You may also hear gluteal tendinopathy described as Greater Trochanteric Pain Syndrome (GTPS). This label includes other conditions like trochanteric bursitis, which often co-occur.

Gluteal tendinopathy can be frustrating because pain often flares with everyday activities such as walking, stairs, standing for long periods, getting out of the car, or lying on the sore side. It is particularly common in women over 40 and is also seen in runners and active people who increase training loads quickly.

Physiotherapy for gluteal tendinopathy is one of the most effective and evidence-supported treatments. A physiotherapist helps you settle pain, reduce compressive irritation at the tendon, rebuild hip strength and control, and guide a safe return to walking, work, sport and exercise. A structured approach of education plus exercise has been shown to produce better long-term outcomes than corticosteroid injection for many people.

Key Facts

  • GTPS is a common cause of lateral hip pain and is more prevalent in females aged 40 to 60 years, with an incidence around 1.8 per 1000 per year. 🔗
  • Education and exercise led to greater global improvement than corticosteroid injection in a large Australian study; however injections may still have a role in many cases. 🔗

Causes

Gluteal tendinopathy develops when the gluteal tendons are exposed to loads they cannot tolerate or recover from. This may include overuse (too much walking or running too soon), compression (pressure on the tendon against the bone), or a combination of both.
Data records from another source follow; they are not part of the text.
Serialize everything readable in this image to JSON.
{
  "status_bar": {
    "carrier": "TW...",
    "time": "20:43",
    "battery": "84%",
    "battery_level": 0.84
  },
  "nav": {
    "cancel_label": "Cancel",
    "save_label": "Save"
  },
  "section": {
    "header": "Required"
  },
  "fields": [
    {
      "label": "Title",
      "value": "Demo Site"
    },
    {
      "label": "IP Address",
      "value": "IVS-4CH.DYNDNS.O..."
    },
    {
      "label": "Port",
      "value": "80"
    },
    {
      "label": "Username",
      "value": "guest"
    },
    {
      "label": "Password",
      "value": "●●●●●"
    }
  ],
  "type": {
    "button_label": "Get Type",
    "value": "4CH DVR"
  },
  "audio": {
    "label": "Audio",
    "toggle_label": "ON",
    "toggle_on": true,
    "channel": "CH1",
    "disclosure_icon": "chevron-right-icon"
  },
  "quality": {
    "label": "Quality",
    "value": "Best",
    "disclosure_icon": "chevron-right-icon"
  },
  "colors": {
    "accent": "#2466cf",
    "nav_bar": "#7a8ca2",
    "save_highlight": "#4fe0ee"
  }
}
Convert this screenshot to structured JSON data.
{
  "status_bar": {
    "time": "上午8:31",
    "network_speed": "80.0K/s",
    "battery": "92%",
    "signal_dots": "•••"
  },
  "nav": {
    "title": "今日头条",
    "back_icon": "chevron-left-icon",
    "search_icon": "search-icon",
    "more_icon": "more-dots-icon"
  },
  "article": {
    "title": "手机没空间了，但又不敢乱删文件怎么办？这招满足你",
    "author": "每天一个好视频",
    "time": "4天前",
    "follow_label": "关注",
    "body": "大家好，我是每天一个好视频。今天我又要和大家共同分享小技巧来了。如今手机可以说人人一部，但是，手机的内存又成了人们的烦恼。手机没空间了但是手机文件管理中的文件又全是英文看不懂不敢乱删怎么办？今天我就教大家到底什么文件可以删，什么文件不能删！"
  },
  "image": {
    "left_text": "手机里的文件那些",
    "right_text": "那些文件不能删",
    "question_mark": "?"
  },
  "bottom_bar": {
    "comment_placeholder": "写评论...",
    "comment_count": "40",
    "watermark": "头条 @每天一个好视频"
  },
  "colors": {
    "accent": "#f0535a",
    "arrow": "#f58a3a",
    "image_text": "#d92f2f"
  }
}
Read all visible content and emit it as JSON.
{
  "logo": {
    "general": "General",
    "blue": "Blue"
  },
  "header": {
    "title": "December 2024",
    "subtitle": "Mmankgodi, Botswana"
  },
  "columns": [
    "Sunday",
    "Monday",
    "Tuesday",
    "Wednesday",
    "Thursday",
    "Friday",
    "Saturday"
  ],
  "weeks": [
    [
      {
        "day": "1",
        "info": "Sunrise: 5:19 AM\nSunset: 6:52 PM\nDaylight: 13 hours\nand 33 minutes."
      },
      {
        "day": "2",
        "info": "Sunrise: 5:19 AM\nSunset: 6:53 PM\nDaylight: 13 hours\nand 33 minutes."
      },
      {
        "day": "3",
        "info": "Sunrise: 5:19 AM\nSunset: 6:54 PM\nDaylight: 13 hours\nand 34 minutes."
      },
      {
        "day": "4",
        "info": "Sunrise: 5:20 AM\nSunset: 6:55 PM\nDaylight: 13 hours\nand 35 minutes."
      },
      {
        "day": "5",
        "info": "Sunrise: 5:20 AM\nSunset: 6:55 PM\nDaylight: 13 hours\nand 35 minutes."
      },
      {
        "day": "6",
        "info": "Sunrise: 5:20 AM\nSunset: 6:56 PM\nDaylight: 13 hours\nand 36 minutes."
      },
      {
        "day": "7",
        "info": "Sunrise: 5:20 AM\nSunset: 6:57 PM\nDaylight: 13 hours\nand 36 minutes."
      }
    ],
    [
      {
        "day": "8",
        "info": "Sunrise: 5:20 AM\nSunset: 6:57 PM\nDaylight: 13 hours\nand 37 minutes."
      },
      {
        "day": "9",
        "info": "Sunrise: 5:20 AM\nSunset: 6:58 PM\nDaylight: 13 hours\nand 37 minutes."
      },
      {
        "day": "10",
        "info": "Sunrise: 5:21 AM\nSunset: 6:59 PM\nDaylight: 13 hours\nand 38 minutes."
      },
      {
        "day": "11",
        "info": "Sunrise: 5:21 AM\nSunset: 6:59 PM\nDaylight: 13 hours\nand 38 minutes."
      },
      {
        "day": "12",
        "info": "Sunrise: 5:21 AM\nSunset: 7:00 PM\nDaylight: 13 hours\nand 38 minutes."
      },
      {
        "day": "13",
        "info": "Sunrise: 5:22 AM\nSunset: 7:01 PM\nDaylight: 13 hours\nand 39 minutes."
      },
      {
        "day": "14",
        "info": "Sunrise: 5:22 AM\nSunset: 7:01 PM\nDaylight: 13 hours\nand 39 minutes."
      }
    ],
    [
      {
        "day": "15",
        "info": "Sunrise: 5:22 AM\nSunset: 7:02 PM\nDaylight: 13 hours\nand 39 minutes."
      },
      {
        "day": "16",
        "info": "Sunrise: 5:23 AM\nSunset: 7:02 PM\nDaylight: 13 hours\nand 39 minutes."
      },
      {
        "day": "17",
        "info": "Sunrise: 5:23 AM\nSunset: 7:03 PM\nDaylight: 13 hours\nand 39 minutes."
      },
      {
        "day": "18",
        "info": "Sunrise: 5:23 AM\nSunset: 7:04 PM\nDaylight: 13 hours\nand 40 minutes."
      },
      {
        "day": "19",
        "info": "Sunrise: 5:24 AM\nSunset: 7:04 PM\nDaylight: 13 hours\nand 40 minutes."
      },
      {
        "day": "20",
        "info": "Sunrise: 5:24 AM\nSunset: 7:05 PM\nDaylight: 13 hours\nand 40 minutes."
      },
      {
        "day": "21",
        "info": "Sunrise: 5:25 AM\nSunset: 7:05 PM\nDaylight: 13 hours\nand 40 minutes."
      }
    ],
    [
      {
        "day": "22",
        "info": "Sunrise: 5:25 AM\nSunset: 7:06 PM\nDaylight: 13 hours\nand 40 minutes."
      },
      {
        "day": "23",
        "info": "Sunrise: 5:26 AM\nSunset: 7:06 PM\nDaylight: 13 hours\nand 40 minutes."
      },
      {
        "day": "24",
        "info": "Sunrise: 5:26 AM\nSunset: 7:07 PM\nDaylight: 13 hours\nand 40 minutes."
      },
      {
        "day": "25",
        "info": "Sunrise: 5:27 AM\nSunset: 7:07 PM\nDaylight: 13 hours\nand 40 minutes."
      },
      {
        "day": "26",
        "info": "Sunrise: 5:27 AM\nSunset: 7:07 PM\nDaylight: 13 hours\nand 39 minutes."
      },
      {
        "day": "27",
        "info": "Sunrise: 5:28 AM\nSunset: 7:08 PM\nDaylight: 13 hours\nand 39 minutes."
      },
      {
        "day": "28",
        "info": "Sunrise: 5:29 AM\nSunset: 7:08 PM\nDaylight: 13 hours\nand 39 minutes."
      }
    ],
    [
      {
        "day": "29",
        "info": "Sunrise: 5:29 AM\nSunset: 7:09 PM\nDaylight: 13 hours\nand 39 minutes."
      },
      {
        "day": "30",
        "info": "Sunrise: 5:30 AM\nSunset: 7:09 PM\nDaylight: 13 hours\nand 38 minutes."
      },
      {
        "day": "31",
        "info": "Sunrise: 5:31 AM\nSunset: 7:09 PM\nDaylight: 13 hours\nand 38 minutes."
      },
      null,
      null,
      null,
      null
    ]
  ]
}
The gluteal tendons help stabilise the pelvis when you stand on one leg. Every step you take is essentially a single-leg balance task. If the gluteal tendons are overloaded or irritated, pain tends to flare with walking, stairs and standing.

In many people, the issue is not one single event. It is often a build-up of load over time plus movement habits that increase tendon compression, such as hanging on one hip, crossing legs, or sleeping positions that allow the hip to fall into adduction (the knee drifting inward).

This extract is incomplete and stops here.